“No. I can help you to sleep very gently. I can make you very drowsy.... You are drowsy now.... You are very close to the edge of sleep.... Sleep, dear.... Sleep, easily, naturally, confidently as a tired boy.... You are sleeping, ... deeply ... sweetly ... my dear ... my dear, dear husband.”
CHAPTER XI
YULUN THE BELOVED
Cleves opened his eyes. He was lying on his left side. In the pink glow of the night-lamp he saw his wife in her night-dress, seated sideways on the farther edge of the bed, talking to a young girl.
The strange girl wore what appeared to be a chamber-robe of frail gold tissue that clung to her body and glittered as she moved. He had never before seen such a dress; but he had seen the girl; he recognised her instantly as the girl he had seen turn to look back at Tressa as she crossed the phantom bridge over that misty Florida river. And Cleves comprehended that he was looking at Yulun.

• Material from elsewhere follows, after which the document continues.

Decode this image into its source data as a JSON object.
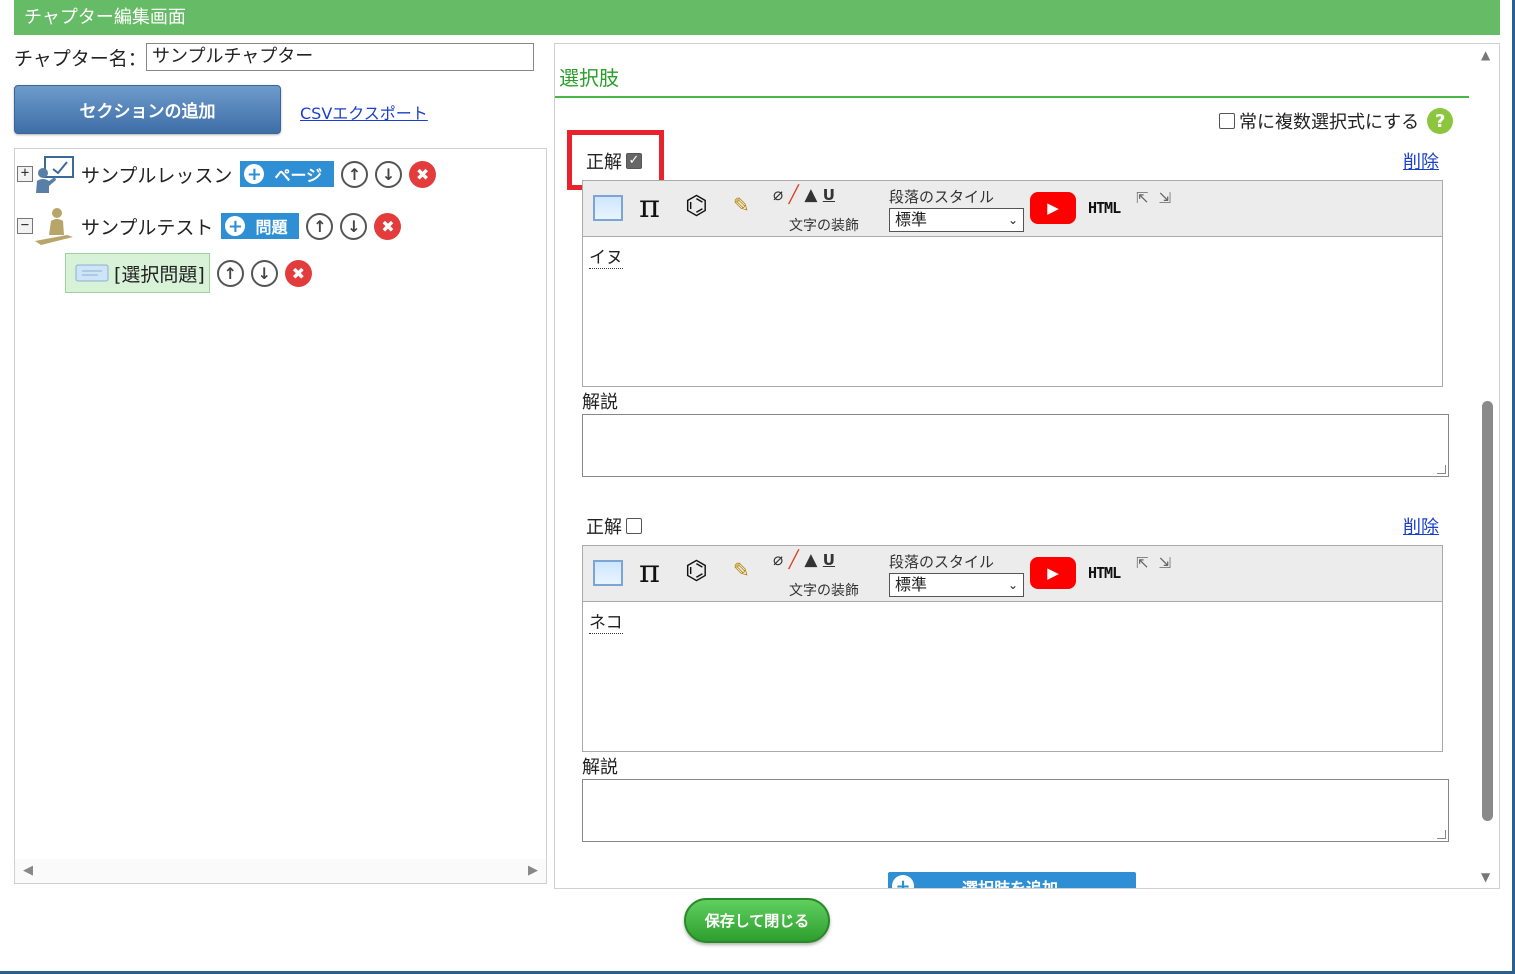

But this charming young thing was no ghost, no astral projection. This girl was warm, living, breathing flesh. The delicate scent of her strange garments and of her hair, her very breath, was in the air of the room. Her half-hushed but laughing voice was deliciously human; her delicate little hands, caressing Tressa’s, were too eagerly real to doubt.
Both talked at the same time, their animated voices mingling in the breathless delight of the reunion. Their exclamations, enchanting laughter, bubbling chatter, filled his ears. But not one word of what they were saying to each other could he understand.
Suddenly Tressa looked over her shoulder and met his astonished eyes.
“Tokhta!” she exclaimed. “Yulun! My lord is awake!”